The training isn’t about proving I’m tough. It’s about creating the container that keeps everything else from spilling out. The early mornings and long runs give me a structure that holds the rest of my life in place. Without it, I’m not sure I’d be as patient, as grounded, or as available for the people who need me.
So maybe the hard things aren’t the point. But maybe they’re also not separate from the point either. Maybe they’re the trunk that the softer, quieter, more meaningful stuff grows on.
I’m going to turn forty later this year. And I think the question that found me out on that gravel loop is actually the question of this next chapter approaching.
Not “what hard thing should I do next” but more of a “what kind of person do I want to be when the hard things are eventually done?”

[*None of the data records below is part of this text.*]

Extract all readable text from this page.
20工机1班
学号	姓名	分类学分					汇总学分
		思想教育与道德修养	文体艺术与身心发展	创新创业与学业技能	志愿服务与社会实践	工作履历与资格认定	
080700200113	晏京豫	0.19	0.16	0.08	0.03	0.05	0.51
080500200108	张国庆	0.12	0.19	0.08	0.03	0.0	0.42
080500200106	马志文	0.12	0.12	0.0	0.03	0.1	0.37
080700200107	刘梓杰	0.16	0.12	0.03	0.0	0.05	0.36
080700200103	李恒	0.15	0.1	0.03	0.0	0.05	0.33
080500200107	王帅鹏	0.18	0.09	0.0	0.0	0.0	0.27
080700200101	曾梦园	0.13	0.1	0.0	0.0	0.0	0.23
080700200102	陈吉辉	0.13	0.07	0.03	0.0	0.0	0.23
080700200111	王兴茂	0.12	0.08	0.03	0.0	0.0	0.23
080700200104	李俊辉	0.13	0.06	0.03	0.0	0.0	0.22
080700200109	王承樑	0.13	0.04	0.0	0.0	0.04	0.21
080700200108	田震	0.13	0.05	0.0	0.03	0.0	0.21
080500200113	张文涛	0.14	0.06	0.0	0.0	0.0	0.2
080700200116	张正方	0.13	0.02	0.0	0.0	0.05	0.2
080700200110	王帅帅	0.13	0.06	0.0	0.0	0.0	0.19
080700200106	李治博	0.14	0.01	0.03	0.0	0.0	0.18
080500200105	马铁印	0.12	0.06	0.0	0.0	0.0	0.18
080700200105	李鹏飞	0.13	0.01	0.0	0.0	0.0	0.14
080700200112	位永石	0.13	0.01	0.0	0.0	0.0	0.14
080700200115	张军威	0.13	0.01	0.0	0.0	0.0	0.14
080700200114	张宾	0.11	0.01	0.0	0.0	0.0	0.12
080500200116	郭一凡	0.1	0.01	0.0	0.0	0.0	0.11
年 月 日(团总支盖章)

Because they will be done eventually. The body will eventually slow down (hopefully not anytime soon though!). The races will end. The Strava streaks will stop. I won’t be running these trails forever.
And what I want to remain is not just the memory of someone who could suffer. I want what remains to be the presence I brought to my days with my family. The way I made people around me feel. The words I left behind that maybe helped someone else sit in their own discomfort long enough to learn something.
I don’t know who I am without the hard things.
But I’m becoming more and more certain that the hard things aren’t the point.